しかし、梶山経済産業大臣はCOP25が開幕した後の12月3日の会見でこう述べた。

梶山経済産業大臣;
石炭火力発電など、化石燃料の発電所は選択肢として残していきたい

梶山経済産業大臣

国際的な環境NGOのグループは、温暖化対策に消極的だと判断した国や地域に、皮肉をこめて「化石賞」を贈っている。
梶山大臣の発言を受けて、早速 日本は12月3日、COPの会場内で「化石賞」を贈られる事態となってしまった。

日本の発信に世界が注目 ギリギリの調整続く

日本は、国際的な批判をどのように巻き返せるのか。
「気候変動問題は、クールでセクシーに取り組むべきだ」と発言して、国内外から注目された小泉進次郎環境大臣もCOP25に出席する。

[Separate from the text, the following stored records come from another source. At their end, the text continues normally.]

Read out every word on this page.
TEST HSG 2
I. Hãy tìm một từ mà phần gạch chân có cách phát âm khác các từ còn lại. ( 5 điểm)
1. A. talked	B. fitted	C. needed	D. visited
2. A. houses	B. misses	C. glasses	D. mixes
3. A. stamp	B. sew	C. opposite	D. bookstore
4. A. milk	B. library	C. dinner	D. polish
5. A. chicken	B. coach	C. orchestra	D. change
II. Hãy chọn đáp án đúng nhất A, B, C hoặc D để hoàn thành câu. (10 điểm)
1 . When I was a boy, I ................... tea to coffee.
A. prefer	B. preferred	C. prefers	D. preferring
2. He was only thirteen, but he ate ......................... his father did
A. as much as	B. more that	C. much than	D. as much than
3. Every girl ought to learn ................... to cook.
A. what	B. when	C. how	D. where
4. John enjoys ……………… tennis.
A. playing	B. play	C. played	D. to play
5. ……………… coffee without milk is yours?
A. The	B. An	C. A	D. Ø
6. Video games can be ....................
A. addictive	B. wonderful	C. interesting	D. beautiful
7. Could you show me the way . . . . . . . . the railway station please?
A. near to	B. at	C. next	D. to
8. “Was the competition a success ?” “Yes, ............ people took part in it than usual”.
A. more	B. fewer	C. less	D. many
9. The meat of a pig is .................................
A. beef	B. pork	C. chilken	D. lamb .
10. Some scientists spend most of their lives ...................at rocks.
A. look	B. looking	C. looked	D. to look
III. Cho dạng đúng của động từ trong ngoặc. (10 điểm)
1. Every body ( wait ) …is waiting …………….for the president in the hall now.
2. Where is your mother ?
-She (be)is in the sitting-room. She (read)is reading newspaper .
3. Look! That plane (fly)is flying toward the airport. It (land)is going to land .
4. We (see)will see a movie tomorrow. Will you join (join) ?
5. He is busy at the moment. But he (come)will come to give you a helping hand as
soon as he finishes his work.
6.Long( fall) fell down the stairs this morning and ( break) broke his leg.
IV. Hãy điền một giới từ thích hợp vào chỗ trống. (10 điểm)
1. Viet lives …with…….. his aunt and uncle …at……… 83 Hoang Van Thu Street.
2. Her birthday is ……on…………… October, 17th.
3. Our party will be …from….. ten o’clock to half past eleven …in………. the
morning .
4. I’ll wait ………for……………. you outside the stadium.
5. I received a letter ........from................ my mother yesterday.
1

2019年9月 国連の環境関連のイベントでの小泉環境大臣(時事)

そして、11日には閣僚級会合でスピーチを行う予定だ。
ここで日本の石炭火力発電所に対する姿勢、そして数値を引き上げたうえでの削減目標の再提出について言及があるのか、世界は注目している。
小泉大臣はこれまで、会見で「数値目標の引き上げは検討していきたい」としながらも、
「関係機関の調整があるので、数値の引き上げ以外の方法も考えたい」とも話している。
11日のスピーチについても、石炭火力発電についても言及する方向で調整しているが、どこまで発言できるのか。
政府内の調整がギリギリまで行われているのが現状だ。

2020年からパリ協定が本格的に始まるのを前に、アメリカは正式に離脱を通告。
世界的な機運に水を差しかねない状況の中、気候変動問題で日本が孤立しないためにも、今回のCOP25で積極的な発信・行動力を求めたい。